Ivan Asen II (bulgare: Иван Асен II, prononciation française en API : ivan asɛn ; valaque : Ioan Asen II, grec : Ιωάν Ασένου B), né vers 1190-1195, fut un souverain bulgare (tsar) d'origine valaque qui régna de 1218 à 1241 sur l'état appelé à l'époque « Royaume des Bulgares et des Valaques » (Second empire bulgare dans l'historiographie moderne), s'étendant sur ce qui est aujourd'hui la Macédoine, la Grèce du nord, la Bulgarie et le sud de la Roumanie[1]. Il est aussi connu sous le nom francisé de Jean Assen II, Jean III Assen II ou Jean Assen II. Dès les XIIIe et XIVe siècles, il avait en Bulgarie la réputation d'être le plus grand des Assénides (bulgare : Асеневци, Asenevci). Son prénom était orthographié « Iωάн » sur les fresques des monastères bulgares, comme sur l'image jointe. Il est mort vers la fin du mois de juin 1241.

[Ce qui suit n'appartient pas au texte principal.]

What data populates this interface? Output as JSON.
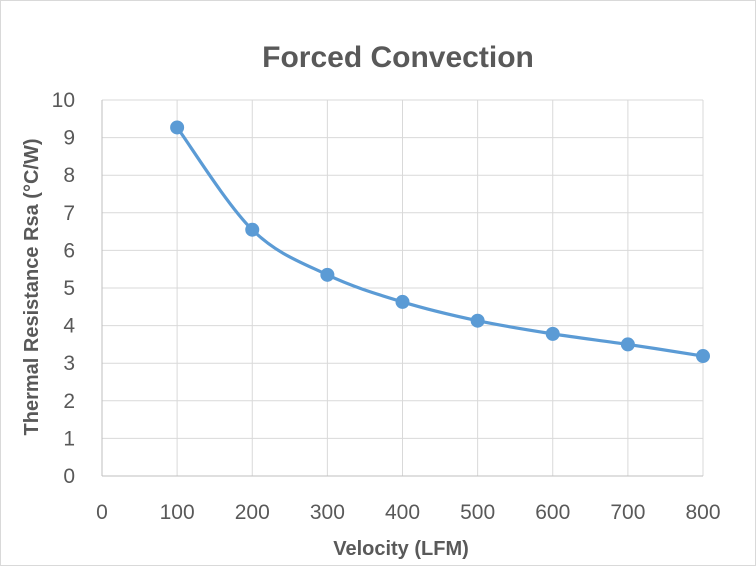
{
  "chart_data": {
    "type": "scatter",
    "title": "Forced Convection",
    "xlabel": "Velocity (LFM)",
    "ylabel": "Thermal Resistance Rsa (°C/W)",
    "xlim": [
      0,
      800
    ],
    "ylim": [
      0,
      10
    ],
    "xticks": [
      0,
      100,
      200,
      300,
      400,
      500,
      600,
      700,
      800
    ],
    "yticks": [
      0,
      1,
      2,
      3,
      4,
      5,
      6,
      7,
      8,
      9,
      10
    ],
    "grid": true,
    "smooth_line": true,
    "series": [
      {
        "x": [
          100,
          200,
          300,
          400,
          500,
          600,
          700,
          800
        ],
        "y": [
          9.27,
          6.55,
          5.35,
          4.63,
          4.13,
          3.78,
          3.5,
          3.19
        ],
        "color": "#5b9bd5"
      }
    ]
  }
}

Biographie[modifier | modifier le code]

Fils du tsar Ivan Assen Ier de la dynastie des Assénides (quelquefois Asanides), Ivan Assen II est contraint de se réfugier, avec son frère Alexandre, chez les Coumans puis "en terre russe" (vraisemblablement dans la principauté de Kiev) suite à l'usurpation de son cousin Boril (bulgare : Борил) en 1207.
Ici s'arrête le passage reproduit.